March 27, 2014 / 1:25 PM / 4 years ago

UPDATE 1-Europe to loosen rules for banks repackaging debt

* EU’s Barnier says wants to make it easier to securitise debt

* Regulation chief dismisses risk of second “subprime disaster”

* Brussels hopes softening rules can boost money flow

* Small businesses say Barnier plans “weak and vague” (Recasts, adds comment from Barnier)

By Huw Jones and John O‘Donnell

LONDON/ BRUSSELS, March 26 (Reuters) - The European Union will loosen rules on selling securitised debt, the bloc’s regulatory chief said on Thursday, giving a second chance to products that triggered the worst financial crisis in a generation.

The capital rules that make it expensive for banks and insurers to create and buy such debt will be eased, said Michel Barnier, the European Commissioner in charge of regulation, dismissing any threat that such concessions would risk another “subprime disaster”.

Packages of high-risk home loans, rebundled with credit-card and other debt and then stamped as creditworthy, caused billions of euros of losses for banks and triggered the financial crisis of recent years.

Roughly seven years later, the European economy remains in the doldrums, thanks in large part to banks’ unwillingness to lend. Banks have historically accounted for two-thirds of corporate funding in Europe, double the level for U.S. peers.

Now policymakers across the region are seeking new streams of credit for industry and believe that securitising or repackaging debt, such as loans to companies, could provide the answer.

“There is the low-quality securitisation. We have seen that it has cost a lot of money, subprime and other examples,” Barnier told reporters. “But there is also good securitisation. We want to encourage good securitisation. We are not going to invite a new subprime disaster.”

By loosening the rules requiring banks, insurers or pension funds to set aside large amounts of capital to cover risks from investment in securitised debt, Brussels hopes, in part, to tap the trillions of euros that Europeans have saved for retirement.

Barnier said that insurers had 84 trillion euros of assets, while pension funds had 37 trillion euros.

Too little of this money, he said, was invested in ‘unlisted infrastructures’, a reference to the small and medium-sized companies who would find it easier to borrow if it was possible to repackage and resell their debt.

The European Central Bank is also keen on re-starting securitisation.

European Union banks have shrunk loan books by over $5.5 trillion, more than a tenth, since the global crisis of 2007-08, choking off credit and forcing companies to find alternatives.

“Good securitisation would help us to re-launch financing, which many companies need,” said Barnier.


His message is likely get a warm reception from banking lobbyists. Investment banks from Wall Street and London, among others, have long argued that securitisation is one of the few ways to plug the gap left by banks retreating from lending.

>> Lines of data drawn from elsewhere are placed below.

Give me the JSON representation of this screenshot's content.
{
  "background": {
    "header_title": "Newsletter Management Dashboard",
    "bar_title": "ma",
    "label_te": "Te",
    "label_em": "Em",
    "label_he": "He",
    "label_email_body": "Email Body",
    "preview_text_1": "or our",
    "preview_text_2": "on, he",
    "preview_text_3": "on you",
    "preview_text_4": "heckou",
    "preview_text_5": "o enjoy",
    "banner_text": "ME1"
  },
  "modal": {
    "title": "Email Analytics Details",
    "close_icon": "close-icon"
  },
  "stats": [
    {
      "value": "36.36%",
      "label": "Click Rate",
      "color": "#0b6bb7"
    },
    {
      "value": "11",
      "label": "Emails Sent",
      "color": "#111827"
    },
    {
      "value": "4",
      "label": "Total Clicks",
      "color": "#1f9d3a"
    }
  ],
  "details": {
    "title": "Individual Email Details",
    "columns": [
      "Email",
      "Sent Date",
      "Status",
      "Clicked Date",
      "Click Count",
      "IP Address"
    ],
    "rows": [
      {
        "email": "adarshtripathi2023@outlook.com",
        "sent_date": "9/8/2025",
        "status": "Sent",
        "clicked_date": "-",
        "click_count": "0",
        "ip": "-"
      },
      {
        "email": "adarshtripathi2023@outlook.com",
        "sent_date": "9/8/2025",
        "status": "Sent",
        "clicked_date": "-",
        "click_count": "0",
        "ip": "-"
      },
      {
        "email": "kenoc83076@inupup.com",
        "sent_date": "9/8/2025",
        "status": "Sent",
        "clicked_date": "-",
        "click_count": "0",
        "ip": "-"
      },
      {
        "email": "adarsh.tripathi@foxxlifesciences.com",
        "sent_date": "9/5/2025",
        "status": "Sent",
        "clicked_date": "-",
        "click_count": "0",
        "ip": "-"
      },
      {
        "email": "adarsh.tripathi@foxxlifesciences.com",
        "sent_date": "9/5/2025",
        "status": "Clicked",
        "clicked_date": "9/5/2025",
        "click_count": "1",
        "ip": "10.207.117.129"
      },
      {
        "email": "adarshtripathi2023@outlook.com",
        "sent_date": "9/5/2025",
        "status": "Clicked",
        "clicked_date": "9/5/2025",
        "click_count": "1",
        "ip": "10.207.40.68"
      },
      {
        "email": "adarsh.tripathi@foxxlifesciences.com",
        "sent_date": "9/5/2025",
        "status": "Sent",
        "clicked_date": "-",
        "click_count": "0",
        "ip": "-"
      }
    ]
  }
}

Barnier was introducing plans to unlock market-based financing and wean the European economy off its reliance on banks for funding growth and investment in companies and infrastructure.

The EU’s small-business lobby, UEAPME, welcomed plans to ease capital rules for banks and insurers on securitised debt. But he slammed Barnier’s efforts to improve small-company access to funds, saying they were weak, vague and depended too much on lengthy consultations rather than speedy action.

Brussels’ response, although much of its plan will take years to implement, nonetheless marks a fundamental shift in attitude.

Politicians and small firms in countries such as Germany have historically relied on regional banks to provide credit. The formula still works for economically powerful Germany, but the picture is different in Greece or Ireland.

“We have to focus on what’s going to make a difference, and ... that’s securitisation, which includes easing capital requirements on insurers who want to invest in securitisation,” said Simon Hills of the British Bankers Association.

“Easing Europe’s heavy reliance on funding by banks has to be done reasonably urgently,” Hills said. “Otherwise, when the next downturn comes, we will have the same problems with banks deleveraging.”

There are other elements to Barnier’s plan. Alongside easing the rules on what pension funds can invest in, Barnier will try to nurture new forms of finance, such as crowdfunding or online peer-to-peer lending.

Such schemes, he hopes, can boost growth and help to create jobs. Addressing the issue of jobs and how fresh finance can create them will also help Brussels’ image ahead of elections for the European Parliament in May.